Sunday, October 31, 2010
For New Yorkers, there is a lot to relate to in Nicole Holofcener's (Friends with Money, Lovely & Amazing, Walking and Talking) excellent Please Give. There are plenty of rude, wickedly sardonic people, awkward elevator conversations, dog walkers with shit bags, facial spas, and thrift furniture shops where everything is mod, uncomfortable and priced in quadruple digits. Holofcener has Woody Allen's gift for soft satire and also a keen eye for contemporary, uncomfortably human moments (her film opens with close-ups of breasts readying for mammograms). As evident in her other works, and in this film in particular, arguably her best and most moving, she also knows how to direct a cast. Catherine Keener, skinny, long-haired, clad in black, Debra Winger-raspy-voiced, plays the owner of an overly priced 10th avenue furniture store. Her character is almost terrifyingly real. Anyone who has browsed one of these kinds of shops may be familiar with this type of person: sitting behind a Mac, asking, without much interest, if you need any help. Her jokey, rather lame husband (Oliver Platt) may be familiar too. He has a wandering eye and an affectation for Howard Stern. Sometimes people like this, with their seemingly endless stream of money and morally askew ways of making it (here, they nab items from dead people's places and overcharge it exorbitantly) are ingratiating company. Yet, Holofcener is quite adept at showing the frailties of these people. While the couple plots to annex the apartment of the 91-year old woman (a very funny Ann Morgan Guilbert) next door, Keener's Kate, is slowly sanded down by the guilt of her occupation. She attempts to remedy this, much to the disdain of her awkward 15-year old daughter (Sarah Steele), by volunteer work and giving five and twenty dollar bills to the homeless, but she is only capable of pity.

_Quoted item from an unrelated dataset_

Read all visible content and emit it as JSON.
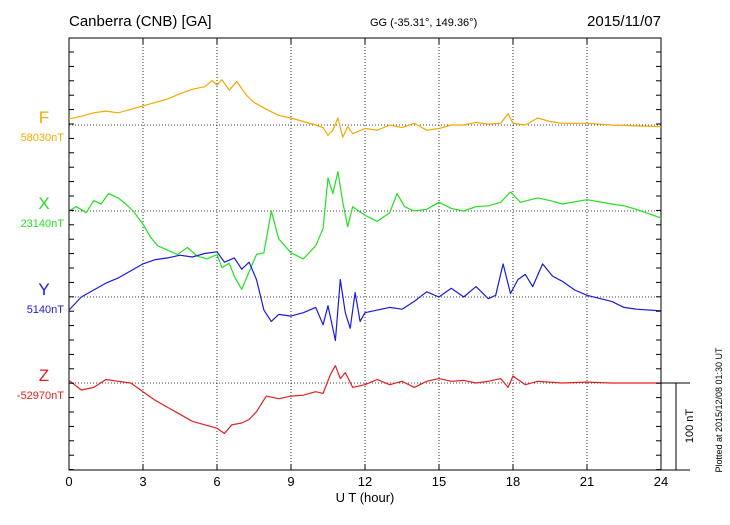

The grandaughter of Kate's neighbor, Rebecca (Rebecca Hall, in another remarkably real performance) is, in a way, Kate's opposite. Her job, as a radiology technician, is noble. Her romantic life is the pits. And without much help from her relentlessly insecure sister (Amanda Peet, subtly brilliant), she has been selflessly "giving" by taking care of her cantankerous grandmother for years. As the film builds, layer by layer, Kate and Rebecca form a bond in one of the film's surprisingly deeply moving moments. Holofcener doesn't make this bond sentimental nor easy. Perhaps the film's only flawed moments are within the love affair that develops between Platt and Peet. Yet the cast is just so good and Holofcener is so generous and wry with these characters (both could have been easily one-dimensional in a lesser-film) and their everyday frustrations, that even the few weak spots have something interesting to offer. The film is constructed like a great short story or a poignantly funny personal essay (Sarah Vowell appears in an amusing cameo), and it may frustrate viewers by not offering much in terms of resolution (I questioned it at first). There are some quiet moments of growth and transformation but like some other great films of the year (The Social Network, Winter's Bone and The Kids Are All Right), the film's authenticity derives from how we all value different things and how characters sometimes never change the way we may expect or want them to. ****
I agree with a lot with what Joe Morgenstern articulates in his glowing WSJ review.